I graduated from high school over 20 years ago.  And I’ve accomplished a lot.  And I’ve NEVER been homeless or without money.  I’ve been involuntarily jobless for less than 30 days in that entire 20 year span.

It’s silly of me to waste my time, my nerves, on worrying about this terrible shoe that I fear may one day fall.  Even if it ever does fall, things work out.  I’ve seen it. Work out.  Things always do work out, even if in ways one could never, ever have predicted.  So why worry?

Now, how do I manage to hold on to this clarity for more than 48 hours?

On Having it All

Summer’s over.  How do I know?  I am returning to my “normal” work schedule.  Since returning from maternity leave 2+ years ago, I’ve worked in the office Monday, Wednesday and Friday of each week.  For the summer, we started Sun in official daycare twice a week–Tuesdays and Thursdays, the days I usually watched her.  So I worked in the office Mondays, Tuesdays and Thursdays all summer.  Starting next week (Sun’s “school” is closed this week), I return to my MWF in the office/TTh home with Sun routine.

I never got used to my summer schedule, nor did the folks in my office.  So I think we are all glad to return to normal.

Sun LOVES her daycare, and so do we.  Aside from the first-six-months-expect-her-and-us-to-be-sick, we are all very pleased with daycare entering our lives.  So much so, in fact, that I’ve begun to consider returning to a five-day-a-week-in-the-office schedule come January.

Except every time I get serious about it, I get a stomachache.

I LOVE my time spent with Sun on T-Th.  I love that my work life is able to handle this flexibility.  And I want to believe that even if I return to five days a week, I’ll leave early each day so that Sun’s not in school from 9 til 6. That way, I’d be giving more to my office-time than I am now, but still not 40 hours a week.

I hate that money is a part of this equation.  But it is.  A part. Not the entire decision.  Yes, I’ll earn more, but it will also cost more to have her in daycare every day.  But my increased earnings should more than make up for that.  We need work done around the house: we’ve put off several big necessary projects because of money.  And when our water heater broke this week, it mattered how we’d pay for it.

As it is, I see no vacations for the next 16+ months, or at least none that will require airfare and a hotel.  Because I’d rather get things done around the house than travel.

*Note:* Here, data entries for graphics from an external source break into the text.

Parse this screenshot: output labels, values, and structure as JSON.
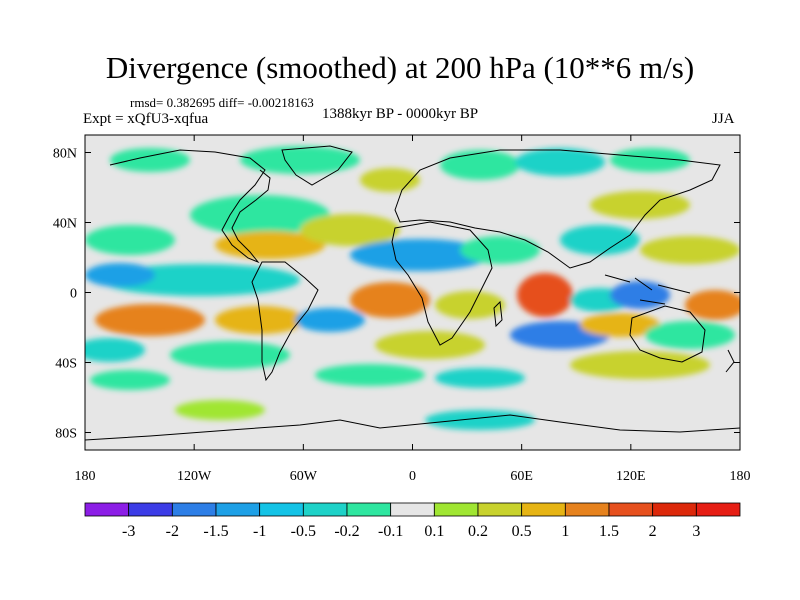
{
  "title": "Divergence (smoothed) at 200 hPa (10**6 m/s)",
  "stats": "rmsd= 0.382695 diff= -0.00218163",
  "expt": "Expt = xQfU3-xqfua",
  "period": "1388kyr BP - 0000kyr BP",
  "season": "JJA",
  "map": {
    "lat_ticks": [
      {
        "label": "80N",
        "lat": 80
      },
      {
        "label": "40N",
        "lat": 40
      },
      {
        "label": "0",
        "lat": 0
      },
      {
        "label": "40S",
        "lat": -40
      },
      {
        "label": "80S",
        "lat": -80
      }
    ],
    "lon_ticks": [
      {
        "label": "180",
        "lon": -180
      },
      {
        "label": "120W",
        "lon": -120
      },
      {
        "label": "60W",
        "lon": -60
      },
      {
        "label": "0",
        "lon": 0
      },
      {
        "label": "60E",
        "lon": 60
      },
      {
        "label": "120E",
        "lon": 120
      },
      {
        "label": "180",
        "lon": 180
      }
    ],
    "background_color": "#e6e6e6",
    "coast_color": "#000000"
  },
  "colorbar": {
    "labels": [
      "-3",
      "-2",
      "-1.5",
      "-1",
      "-0.5",
      "-0.2",
      "-0.1",
      "0.1",
      "0.2",
      "0.5",
      "1",
      "1.5",
      "2",
      "3"
    ],
    "colors": [
      "#8c1ee6",
      "#3c3ce6",
      "#2d7ee6",
      "#1ea0e6",
      "#14c3e6",
      "#1ed2c8",
      "#2ee6a0",
      "#e6e6e6",
      "#a0e632",
      "#c8d22d",
      "#e6b414",
      "#e6821e",
      "#e6501e",
      "#dc280a",
      "#e61e14"
    ]
  }
}
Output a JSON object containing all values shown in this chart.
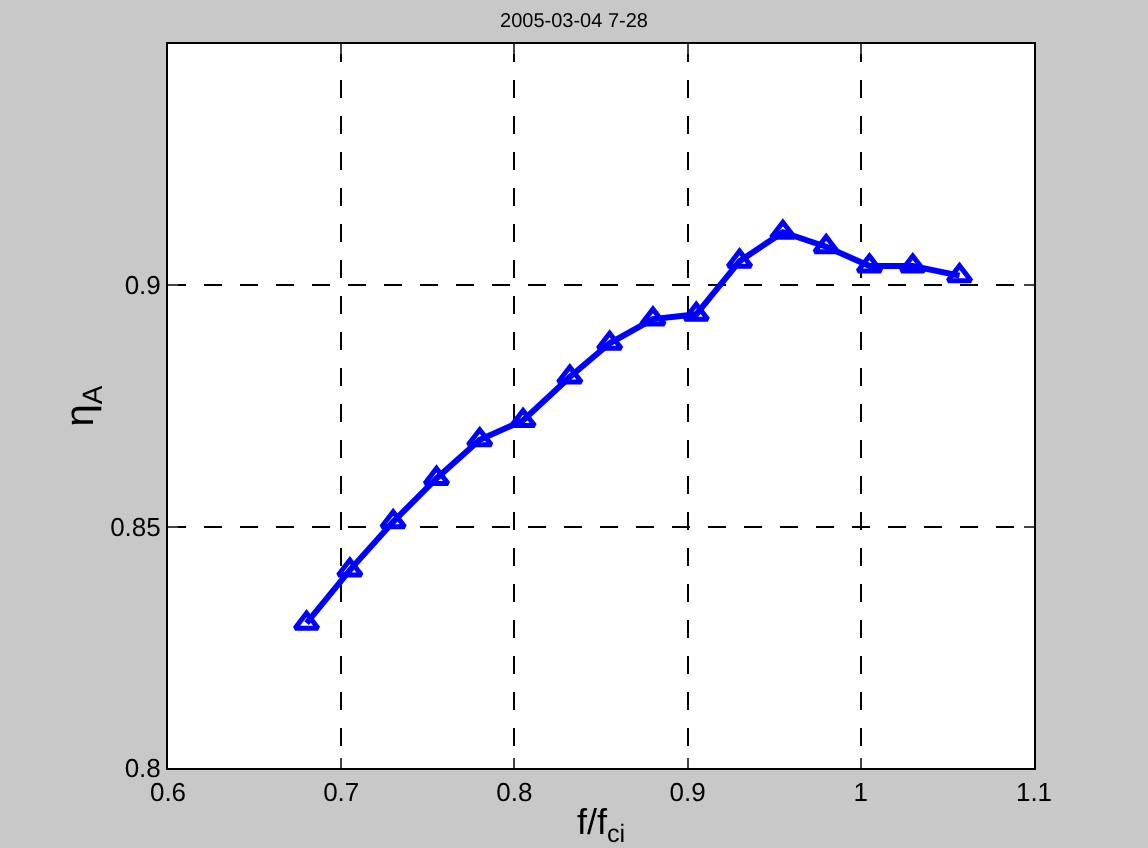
{
  "chart_data": {
    "type": "line",
    "title": "2005-03-04 7-28",
    "xlabel": "f/f$_{ci}$",
    "ylabel": "η$_{A}$",
    "x": [
      0.68,
      0.705,
      0.73,
      0.755,
      0.78,
      0.805,
      0.832,
      0.855,
      0.88,
      0.905,
      0.93,
      0.955,
      0.98,
      1.005,
      1.03,
      1.057
    ],
    "series": [
      {
        "color": "#0000ff",
        "values": [
          0.83,
          0.841,
          0.851,
          0.86,
          0.868,
          0.872,
          0.881,
          0.888,
          0.893,
          0.894,
          0.905,
          0.911,
          0.908,
          0.904,
          0.904,
          0.902
        ]
      }
    ],
    "xlim": [
      0.6,
      1.1
    ],
    "xticks": [
      0.6,
      0.7,
      0.8,
      0.9,
      1,
      1.1
    ],
    "ylim": [
      0.8,
      0.95
    ],
    "yticks": [
      0.8,
      0.85,
      0.9
    ],
    "grid": true,
    "marker": "triangle",
    "line_style": "solid"
  }
}
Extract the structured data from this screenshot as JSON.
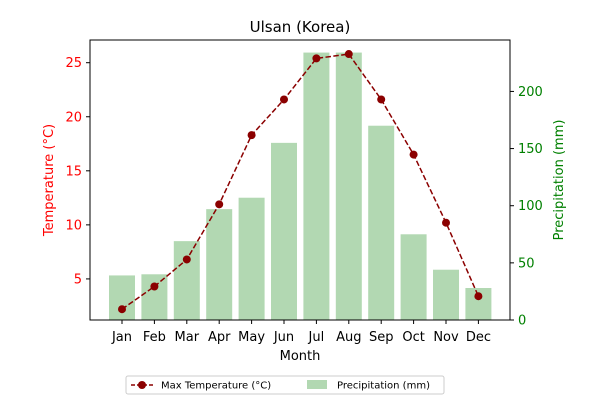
{
  "chart_data": {
    "type": "bar+line",
    "title": "Ulsan (Korea)",
    "xlabel": "Month",
    "categories": [
      "Jan",
      "Feb",
      "Mar",
      "Apr",
      "May",
      "Jun",
      "Jul",
      "Aug",
      "Sep",
      "Oct",
      "Nov",
      "Dec"
    ],
    "left_axis": {
      "label": "Temperature (°C)",
      "color": "#ff0000",
      "range": [
        1.2,
        27.1
      ],
      "ticks": [
        5,
        10,
        15,
        20,
        25
      ]
    },
    "right_axis": {
      "label": "Precipitation (mm)",
      "color": "#008000",
      "range": [
        0,
        245
      ],
      "ticks": [
        0,
        50,
        100,
        150,
        200
      ]
    },
    "series": [
      {
        "name": "Max Temperature (°C)",
        "type": "line",
        "axis": "left",
        "color": "#8b0000",
        "style": "dashed",
        "marker": "circle",
        "values": [
          2.2,
          4.3,
          6.8,
          11.9,
          18.3,
          21.6,
          25.4,
          25.8,
          21.6,
          16.5,
          10.2,
          3.4
        ]
      },
      {
        "name": "Precipitation (mm)",
        "type": "bar",
        "axis": "right",
        "color": "#b2d8b2",
        "values": [
          39,
          40,
          69,
          97,
          107,
          155,
          234,
          234,
          170,
          75,
          44,
          28
        ]
      }
    ],
    "legend": {
      "placement": "bottom-center",
      "ncol": 2
    },
    "grid": false
  }
}
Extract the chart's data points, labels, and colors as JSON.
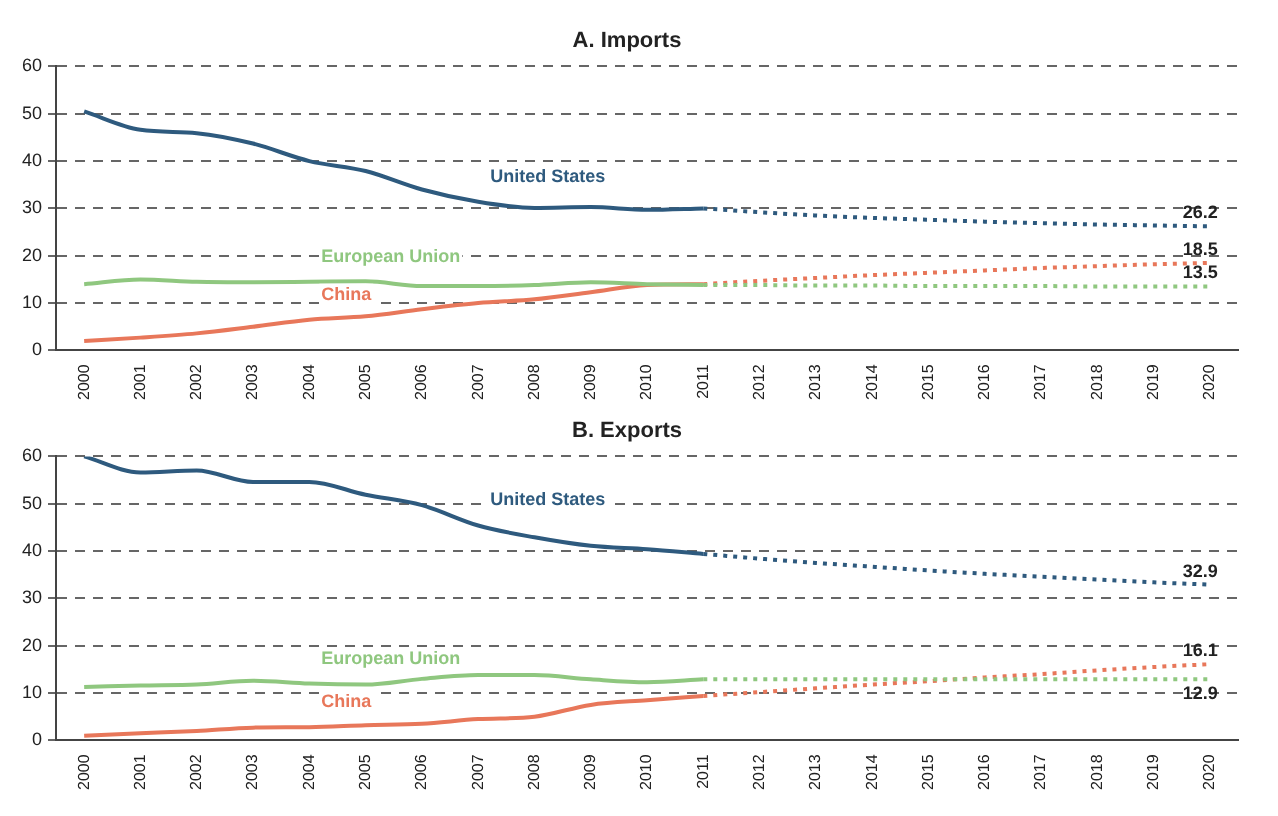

And that’s whether I return full time to the office or not.

Money aside, I feel it’s my duty to “hit the pavement” more to bolster my practice.  To transition into a senior partner, one that provides herself and at least one associate attorney with enough work for each to earn well and be consistently busy.  Somewhere in me, this IS my professional goal.  I am not completely content where I am, capable of not being in the office more than I am now.

I stand here today ostensibly having it all–the perfect balance of a work life and a personal life with very healthy relationships in each.  And yet there is a quiet rumbling within.  A rumbling that is rising to the surface, getting a wee bit louder each month.

Maybe that stomachache is fear.  Is that weird?